The GANTT and PERT charts for the project can be found below.
The objectives of WP1 are: (1) to formulate an optimisation framework inspired by the principle of ‘knowing not to know’, outputting sets of solutions equally optimal from a robustness point of view, and (2) to inject epistemic uncertainty into this new framework in both the loss functions and the constraints.
The overall objective of WP2 is to formulate learning frameworks based on the concept of epistemic AI, leveraging the results of WP1 on optimisation under epistemic uncertainty. These are: (1) an epistemic learning theory, (2) epistemic supervised learning and domain adaptation, (3) a theory of epistemic unsupervised learning focussing, in particular, on deep adversarial networks for explainable AI, (4) robust foundations for reinforcement learning with epistemic versions of both model-free and model-based algorithms, (5) epistemic inverse reinforcement learning.
The objectives of WP1 are: (1) to demonstrate science-to-technology feasibility for selected use cases in the autonomous driving setting; (2) to generate proof-of-concept level demonstrators of the proposed novel AI paradigms, including code (to be shared open-source) and algorithms; (3) to continually provide feedback on the effectiveness and efficiency of the new methodologies and algorithms developed in WP2, in an Agile development philosophy.

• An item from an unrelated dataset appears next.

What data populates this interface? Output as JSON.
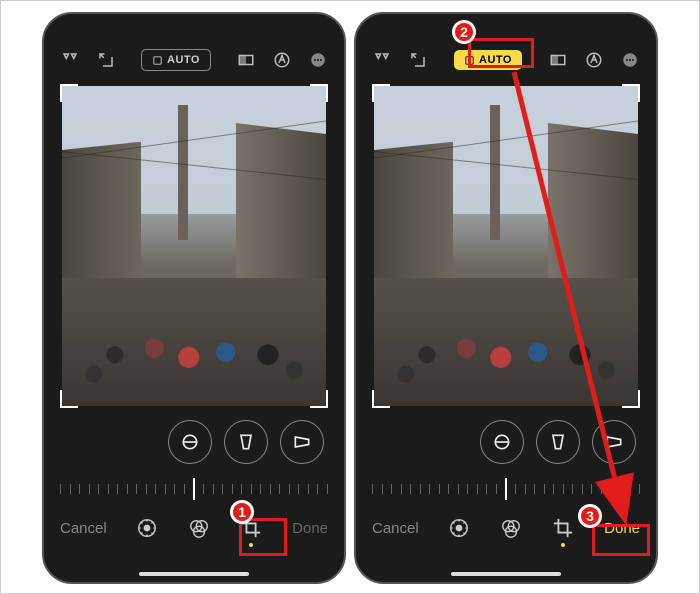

The objectives of WP4 are: (1) to cover the legal, contractual, financial and administrative management of the project, and establish stable relations with the EC throughout the project’s duration; (2) to exploit and disseminate the results of the project, and to manage Intellectual Properties rights; (3) to build the innovation capacity of partners, explore the full scientific, social and economic potential of Epistemic AI, and (4) to define viable a roadmap for an effective exploitation.